C'est le dernier voyage qu'on fait tous ensembles. C'est sûr.

Je profite de la distraction momentanée du guide pour quitter le groupe. Mes parents ne prêtent pas attention à moi. Ils se fichent également de la visite, alors que, pour une fois, celle-ci m'intéresse. Le château de Varnhem. D'après le dépliant qu'on nous a fourni à l'entrée, il s'agit d'un ancien palais ducal, qui a reçu le roi Charles X de Suède au 17° siècle, en plein pendant les guerres avec la Russie expansionniste. Il y a bien quelque anecdote pittoresque attachée à ces vieux murs. Une histoire de fantôme, qui sait ?

Ces derniers temps, mes rêveries sont devenues de plus en plus sombres, passant d'histoires de chevaliers aux princesses et à la magie cachée dans des pièces secrètes. J'ai passé tout l'été enfermée dans ma chambre à lire des histoires de vampires, le nouveau disque de Cradle of Filth dans les oreilles. Je suis fan de ce style de musique, avec son utilisation du classique, ses tambours martiaux et ses guitares qui sonnent comme des tronçonneuses. Mais plus encore que les nappes atmosphériques de leur musique, c'est l'ambiance autour de ces groupes qui me transportent. La jaquette du CD représente une femme vampire dans une forêt sombre, les hautes tours d'un château spectral se découpant dans la brume. Depuis ma plus tendre enfance, ce type d'imagerie me fascine. Mon premier vrai dessin a d'ailleurs été un chevalier vampire. Dans les dessins animés, petite, je prenais toujours le parti du méchant, lui trouvant à chaque fois toutes sortes d'excuses. Le premier garçon dont je suis tombée amoureuse était un vampire aux cheveux argent dans un roman pour enfants : sa disparition aux premiers rayons du soleil, à la fin du livre, m'a bouleversée. Et, depuis que j'ai découvert le black metal, je ne m'habille plus qu'en noir, au grand dam de mes parents. J'ai d'ailleurs décidé de faire ma rentrée au lycée comme ça, avec mes jupons de tulle noirs. Au moins, dans ce nouvel établissement, personne ne me connaîtra comme la petite grosse à lunettes, l'intello qui fait de la musique classique.

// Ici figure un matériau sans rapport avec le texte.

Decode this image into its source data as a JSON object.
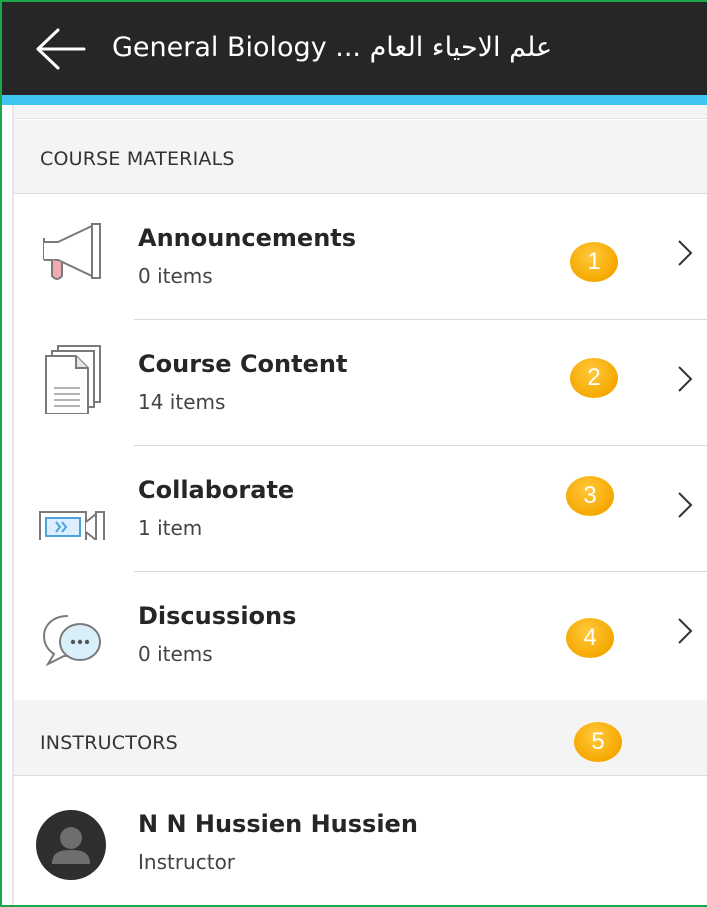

Vaguement inquiète à l'idée de me faire prendre par un membre du personnel du musée ducal, je m'éclipse dans les allées délaissées par la visite. Il y a vraiment une atmosphère dans ce château, au sommet duquel on voit la mer et, si on plisse les yeux suffisamment, le golfe de Botnie. Il s'est passé des choses dans ce château. Beaucoup de choses. Peut-être même qu'ici, une princesse a attendu son prince pendant des mois, alors qu'il guerroyait en Russie. Peut-être même qu'elle est morte de tristesse, ne le voyant jamais revenir... Voilà le genre de rêveries auxquelles je me livre.

Au détour d'un couloir obscur, je tombe nez à nez avec un cadre monumental, recouvert d'un drap de velours pourpre, à la couleur un peu passée. Pourquoi celui-là est-il dissimulé ainsi, et pas les autres ? Sur des murs où ne s'ouvrent aucune porte, on peut voir de nombreux tableaux, certes plus sinistres que ceux présentés dans les pièces ouvertes aux visiteurs, mais qui ne sont pas pour autant cachés aux regards. Le tableau en question, immense, se trouve dans un cul-de-sac. Il domine tout le couloir.